Surprise Best-seller Blames U.S.
Last Updated August 12, 2024.
[In the following essay, Massing describes the various popular responses to Noam Chomsky's book 9-11 and the political background behind the work.]
In the weeks after the Sept. 11 attacks, Noam Chomsky, the M.I.T. linguist and political provocateur, was constantly on the telephone, giving interviews to news organizations. In late September, he received an e-mail message from Greg Ruggiero, a senior editor of Seven Stories Press, a New York publisher. The editor of a series of political pamphlets for Seven Stories, Mr. Ruggiero had published several Chomsky pamphlets and said he wanted to publish something quickly about Sept. 11.
During the next few weeks, Mr. Ruggiero edited several of the interviews Professor Chomsky had given, and supplemented them with his own questions. On Oct. 15, just as the war in Afghanistan was beginning, the resulting 125-page pocket-size paperback went to the printer.

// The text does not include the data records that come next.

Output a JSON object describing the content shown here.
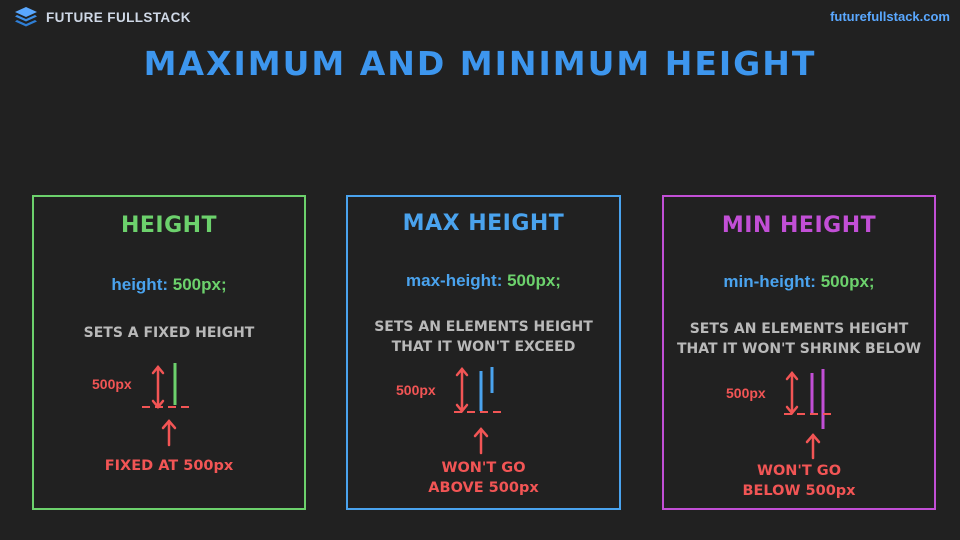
{
  "header": {
    "brand_name": "FUTURE FULLSTACK",
    "site_url": "futurefullstack.com",
    "logo_icon": "layers-stack-icon"
  },
  "title": "MAXIMUM AND MINIMUM HEIGHT",
  "colors": {
    "background": "#212121",
    "blue": "#4aa3ee",
    "green": "#6cd16c",
    "purple": "#c24fd6",
    "red": "#f25555",
    "grey": "#b9b9b9"
  },
  "cards": [
    {
      "title": "HEIGHT",
      "code_prop": "height:",
      "code_value": "500px;",
      "desc_line1": "SETS A FIXED HEIGHT",
      "desc_line2": "",
      "diagram_label": "500px",
      "result_line1": "FIXED AT 500px",
      "result_line2": ""
    },
    {
      "title": "MAX HEIGHT",
      "code_prop": "max-height:",
      "code_value": "500px;",
      "desc_line1": "SETS AN ELEMENTS HEIGHT",
      "desc_line2": "THAT IT WON'T EXCEED",
      "diagram_label": "500px",
      "result_line1": "WON'T GO",
      "result_line2": "ABOVE 500px"
    },
    {
      "title": "MIN HEIGHT",
      "code_prop": "min-height:",
      "code_value": "500px;",
      "desc_line1": "SETS AN ELEMENTS HEIGHT",
      "desc_line2": "THAT IT WON'T SHRINK BELOW",
      "diagram_label": "500px",
      "result_line1": "WON'T GO",
      "result_line2": "BELOW 500px"
    }
  ]
}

9-11, as the volume is titled, analyzes the attacks from the distinctive perspective that Professor Chomsky has honed in more than a dozen books. While the attacks were “horrifying atrocities,” he writes, “we can think of the United States as an innocent victim only if we adopt the convenient path of ignoring the record of its actions and those of its allies.”
The United States, he asserts, is “a leading terrorist state,” basing his opinion on actions like its interventions in Central America, its imposition of sanctions on Iraq, its support for General Suharto in Indonesia and its backing of what he calls “Israeli atrocities” in the occupied territories.
As for Afghanistan, Professor Chomsky argued against military action, maintaining that an attack by the United States would probably kill “enormous numbers” of “innocent civilians.” At a time when American flags were popping up on T-shirts and car antennas, publishing such an analysis hardly seemed propitious. “People said it would have no success whatsoever,” said Daniel Simon, the publisher of Seven Stories, “because most Americans were lock-step behind the war.”
As soon as the volume hit bookstores, however, it began selling briskly, and it hasn't stopped. More than 115,000 copies have been shipped to stores, said Kim Wylie, senior vice president of Publishers Group West, which distributes the book and has had a hard time keeping up with the demand. The paperback has also been published in 22 countries and has been a best-seller in 5 of them. In the United States, it has made the best-seller lists of The Washington Post, The Los Angeles Times, The Boston Globe, The Village Voice and Amazon.com.
The book is a swift seller at independent bookstores. Labyrinth Books, near Columbia University, has sold more than 380 copies of 9-11, making it the best-selling nonfiction book (aside from those required for courses) in the store's five-year history. The St. Mark's Bookshop in the East Village has sold 870 copies. At Kramerbooks in Washington, 9-11 has far outsold all other books about Sept. 11.
“It just sits there on the register and sells,” said Mitch Brown, the store's general manager. And at Prairie Lights in Iowa City, the book is “going like gangbusters,” said Terry Cain, a store manager. “It's doing really well for a book that's not hot fiction or endorsed by Oprah.”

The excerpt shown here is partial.